O diálogo, a presença carinhosa ao invés de punitiva, o exemplo de companheirismo e compreensão e as orientações de pais e educadores e até mesmo a terapia psicológica são de grande valia para alteração do quadro.
A frequência ao templo religioso, com as práticas próprias de cada religião e mesmo a prece em casa, são recursos preciosos para acalmar esses ímpetos desagradáveis que ocorrem com nossas crianças. E, claro, a mudança para melhor no comportamento dos adultos.
O fato final é que pais e educadores não podem ignorar tais ocorrências. As crianças trazem consigo seus traumas e dificuldades e precisam da orientação e ajuda dos adultos. Nem sempre conseguem entender e superar os enfrentamentos que a vida vai trazendo.
Como ignorar isso? Por omissão desse quadro é que estamos tendo tantos adultos e jovens desequilibrados promovendo tantas tragédias no cotidiano da vida humana.
É pela nossa indiferença em casa também que muitos de nossos jovens adentram o perigoso caminho das drogas e se deixam arrastar pela violência. Existem, é claro, outras causas e também não podemos generalizar, mas os filhos precisam do carinho dos pais e seus educadores e o grande desafio é que esse carinho não pode ser castrador nem liberal demais. O equilíbrio entre os dois pontos é o grande desafio para os pais.
Falar para eles, desde tenra idade, da bondade de Deus para conosco, do respeito aos animais, ao patrimônio público, aos mais velhos, às instituições, aos professores; ensinar-lhes a orar, falar-lhes diretamente ao coração – com exemplos – do Evangelho do Cristo é vacina certa e indicada que evita o adulto ou o jovem desequilibrado dos anos futuros.
Essa semeadura prudente evita o egoísmo feroz que caracteriza a sociedade moderna, geradora de tanta violência e desrespeito ou indiferença para com a vida. A gratidão, a alegria de viver, a honestidade, a coragem, a determinação e a fé são valores que os pais e educadores nunca devem desistir de transmitir às novas gerações.
Basta pensar que nunca esquecemos as lições de honestidade que recebemos de nossos pais. Nunca esqueceremos os exemplos de dignidade, perseverança e trabalho que semearam no ambiente doméstico e da fé ardente que nos transmitiram. Isso faz o adulto consciente. As bagagens do adulto se formam na infância, sob influência direta do adulto.
Estejamos, pois, atentos, com nosso dever de educar!

Comentários

Postagens mais visitadas deste blog

UMA AMOSTRAGEM DA TESE ESPÍRITA: DOIS CASOS QUE SUGEREM REENCARNAÇÃO (PARTE I)
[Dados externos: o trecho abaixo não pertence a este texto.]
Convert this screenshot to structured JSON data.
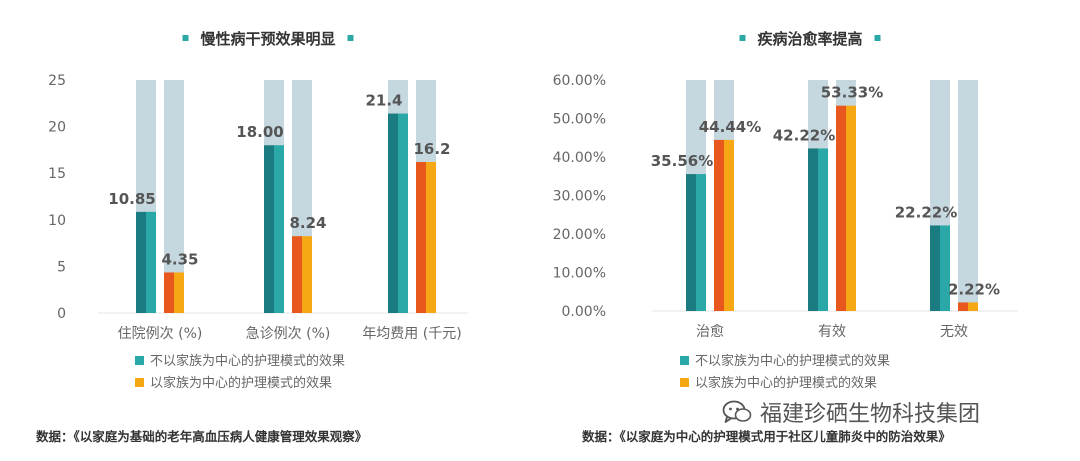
{
  "colors": {
    "series1": "#2aa8a8",
    "series1_dark": "#1a7c80",
    "series2": "#f5a814",
    "series2_dark": "#e8581e",
    "bg_bar": "#c5d7df",
    "axis_text": "#666666",
    "label_text": "#555555"
  },
  "chart_data": [
    {
      "type": "bar",
      "title": "慢性病干预效果明显",
      "categories": [
        "住院例次 (%)",
        "急诊例次 (%)",
        "年均费用 (千元)"
      ],
      "series": [
        {
          "name": "不以家族为中心的护理模式的效果",
          "values": [
            10.85,
            18.0,
            21.4
          ],
          "labels": [
            "10.85",
            "18.00",
            "21.4"
          ]
        },
        {
          "name": "以家族为中心的护理模式的效果",
          "values": [
            4.35,
            8.24,
            16.2
          ],
          "labels": [
            "4.35",
            "8.24",
            "16.2"
          ]
        }
      ],
      "yticks": [
        "0",
        "5",
        "10",
        "15",
        "20",
        "25"
      ],
      "ylim": [
        0,
        25
      ],
      "grid": false,
      "legend": "bottom-left",
      "source": "数据：《以家庭为基础的老年高血压病人健康管理效果观察》"
    },
    {
      "type": "bar",
      "title": "疾病治愈率提高",
      "categories": [
        "治愈",
        "有效",
        "无效"
      ],
      "series": [
        {
          "name": "不以家族为中心的护理模式的效果",
          "values": [
            35.56,
            42.22,
            22.22
          ],
          "labels": [
            "35.56%",
            "42.22%",
            "22.22%"
          ]
        },
        {
          "name": "以家族为中心的护理模式的效果",
          "values": [
            44.44,
            53.33,
            2.22
          ],
          "labels": [
            "44.44%",
            "53.33%",
            "2.22%"
          ]
        }
      ],
      "yticks": [
        "0.00%",
        "10.00%",
        "20.00%",
        "30.00%",
        "40.00%",
        "50.00%",
        "60.00%"
      ],
      "ylim": [
        0,
        60
      ],
      "grid": false,
      "legend": "bottom-left",
      "source": "数据：《以家庭为中心的护理模式用于社区儿童肺炎中的防治效果》"
    }
  ],
  "watermark": {
    "icon": "wechat-icon",
    "text": "福建珍硒生物科技集团"
  }
}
   Por Jerri Almeida   Introdução A pesquisa científica sobre reencarnação oferece contribuições valiosas para ampliar horizontes de conhecimento sobre o sentido da vida. Não se trata, obviamente, de trilharmos somente o caminho da fé ou da crença, pois estamos diante de uma questão mais complexa, que envolve de forma totalizante o saber humano. Infelizmente, na atualidade, nem sempre as pesquisas nessa área ocorrem com o ritmo e os critérios que as possam alavancar em termos de reconhecimento científico, mesmo porque o mundo acadêmico, em boa parte, ainda se ressente dos preconceitos com tal tipo de temática.

PESTALOZZI E KARDEC - QUEM É MESTRE DE QUEM?¹

Por Dora Incontri (*) A relação de Pestalozzi com seu discípulo Rivail não está documentada, provavelmente por mais uma das conspirações do silêncio que pesquisadores e historiadores impõem aos praticantes da heresia espírita ou espiritualista. Digo isto, porque há 13 volumes de cartas de Pestalozzi a amigos, familiares, discípulos, reis, aristocratas, intelectuais da Europa inteira. Há um 14º volume, recentemente publicado, que são cartas de amigos a Pestalozzi. Em nenhum deles há uma única carta de Pestalozzi a Rivail ou vice-versa. Pestalozzi sonhava implantar seu método na França, a ponto de ter tido uma entrevista com o próprio Napoleão Bonaparte, que aliás se mostrou insensível aos seus planos. Escreveu em 1826 um pequeno folheto sobre suas ideias em francês. Seria quase impossível que não trocasse sequer um bilhete com Rivail, que se assinava seu discípulo e se esforçava por divulgar seu método em Paris. Pestalozzi, com seu caráter emotivo e amoroso, não era de ...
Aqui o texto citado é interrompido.